5. İnsanı anlamanız kolaylaşabilir
Yazarlar, şairler eğer ki büyüklerse, bir durumu, gelmekte ya da gitmekte olanı muştularlar. Geçmişte kalmış insanı, şimdinin ya da geleceğin insanını anlatabilirler. Belki hepsi psikoloji eğitimi almazlar ama eserlerinde insanın derinliklerine inen o cümlelerini görürsünüz. Herhalde bunun en şahane örneği Dostoyevski’dir. Psikanalizin kurucusu Freud da bu konuda şöyle der: “Gittiğim her yerde, benden önce oraya gitmiş bir şair buldum.”

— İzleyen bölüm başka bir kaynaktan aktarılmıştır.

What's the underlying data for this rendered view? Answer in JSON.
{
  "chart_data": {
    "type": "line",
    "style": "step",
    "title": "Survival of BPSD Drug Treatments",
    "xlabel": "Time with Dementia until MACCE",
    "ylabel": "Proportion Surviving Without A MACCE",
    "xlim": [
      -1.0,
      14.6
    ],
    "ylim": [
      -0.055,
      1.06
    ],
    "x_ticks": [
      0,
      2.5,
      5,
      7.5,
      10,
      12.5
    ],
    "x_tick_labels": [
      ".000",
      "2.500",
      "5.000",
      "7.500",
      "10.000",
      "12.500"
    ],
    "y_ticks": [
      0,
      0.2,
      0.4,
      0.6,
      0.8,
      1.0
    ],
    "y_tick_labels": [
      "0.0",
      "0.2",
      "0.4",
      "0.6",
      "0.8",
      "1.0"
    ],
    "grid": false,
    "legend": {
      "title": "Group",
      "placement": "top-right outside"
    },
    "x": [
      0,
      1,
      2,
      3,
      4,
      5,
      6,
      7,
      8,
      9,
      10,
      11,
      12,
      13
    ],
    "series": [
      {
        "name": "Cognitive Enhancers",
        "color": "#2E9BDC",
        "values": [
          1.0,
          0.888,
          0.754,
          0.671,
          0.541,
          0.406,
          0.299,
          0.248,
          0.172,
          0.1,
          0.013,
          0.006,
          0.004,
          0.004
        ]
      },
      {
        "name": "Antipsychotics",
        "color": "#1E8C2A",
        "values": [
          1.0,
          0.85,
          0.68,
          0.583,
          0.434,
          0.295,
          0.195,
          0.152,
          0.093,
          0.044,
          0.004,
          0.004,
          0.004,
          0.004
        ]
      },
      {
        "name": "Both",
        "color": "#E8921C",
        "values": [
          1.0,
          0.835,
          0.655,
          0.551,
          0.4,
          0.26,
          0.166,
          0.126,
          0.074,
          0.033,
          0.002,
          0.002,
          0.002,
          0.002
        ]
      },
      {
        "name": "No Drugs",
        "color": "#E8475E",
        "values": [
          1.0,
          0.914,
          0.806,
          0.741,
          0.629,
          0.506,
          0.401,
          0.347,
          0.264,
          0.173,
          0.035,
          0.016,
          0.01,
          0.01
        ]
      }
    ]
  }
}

6. Aynı tutkuyla bir başka roman arayabilirsiniz
Tutkuyla sayfalarını karıştırdığınız romanınız bittiğinde öfkelenmeniz normaldir. Belli bir süre sonra ise sizi en az bu şiddette kendisine bağlayacak bir başka romanın arayışçısı olabilirsiniz. Bu da sizi bir güzelliğin, iyi bir kurmacanın izini sürmeye götürebilir. Her şeye karşın belirtelim ki; romanlara bağlanıp dış dünyadan gözle görülür şekilde kopmak iyi bir şey değildir.
7. Romanın yazıldığı dönemi anlayabilirsiniz
Edebiyat – tarih ilişkisi üstünde çok durulan bir konudur. Bu ikisinin birbiriyle olan bağlantısı öyle kuvvetlidir ki onları ayırmanız mümkün olamaz. Bu bakımdan kimi romanlar vardır ki yazıldığı ve yazarının bulunduğu dönemin toplumunu aktarır. Yakup Kadri Karaosmanoğlu’nun “Kiralık Konak”ı, Adalet Ağaoğlu’nun “Ölmeye Yatmak”ı yerli ürünlerimizden verebileceğim birkaç örnek. Böylesi romanlar iyi bir kurmacaya sahip olduğu gibi, bulunduğu dönemin özlemlerini, aile yaşantılarını, sokak kültürünü ve daha birçok şeyi size gösterir. Bu bakımdan bu tür romanlar bir bakıma tarihi bilginize de önemli şeyler katar.
8. Yazarın peşine düşebilirsiniz
Eğer yaşıyorsa imza günleri gibi toplantılara yoksa da onu anlatan yazı ve belgelere… Sizi böylesi etkileyen bir romanı yazan kişinin nasıl bir yaşam sürdüğünü merak edebilirsiniz. Yalnız şunu söyleyelim; bu her zaman, belki de çoğu zaman şenlikle sonuçlanmaz…
9. Yazarlığa niyetlenebilirsiniz
Şairlerin, yazarların ilk gençlik dönemlerinde sevdikleri diğer romancıları, şairleri taklit ettikleri bilinir. Daha sonra olgunlaşıp kendilerini yetiştirdikleri süreç içerisinde de özgün seslerini yakalarlar. Bu anlamda “Ben de iyi bir kurmaca dünyası yaratmak istiyorum” gibi bir arzu duyabilirsiniz. Dünyanın en önemli yazarları arasında böyle bir öyküye sahip olan çok kişi vardır.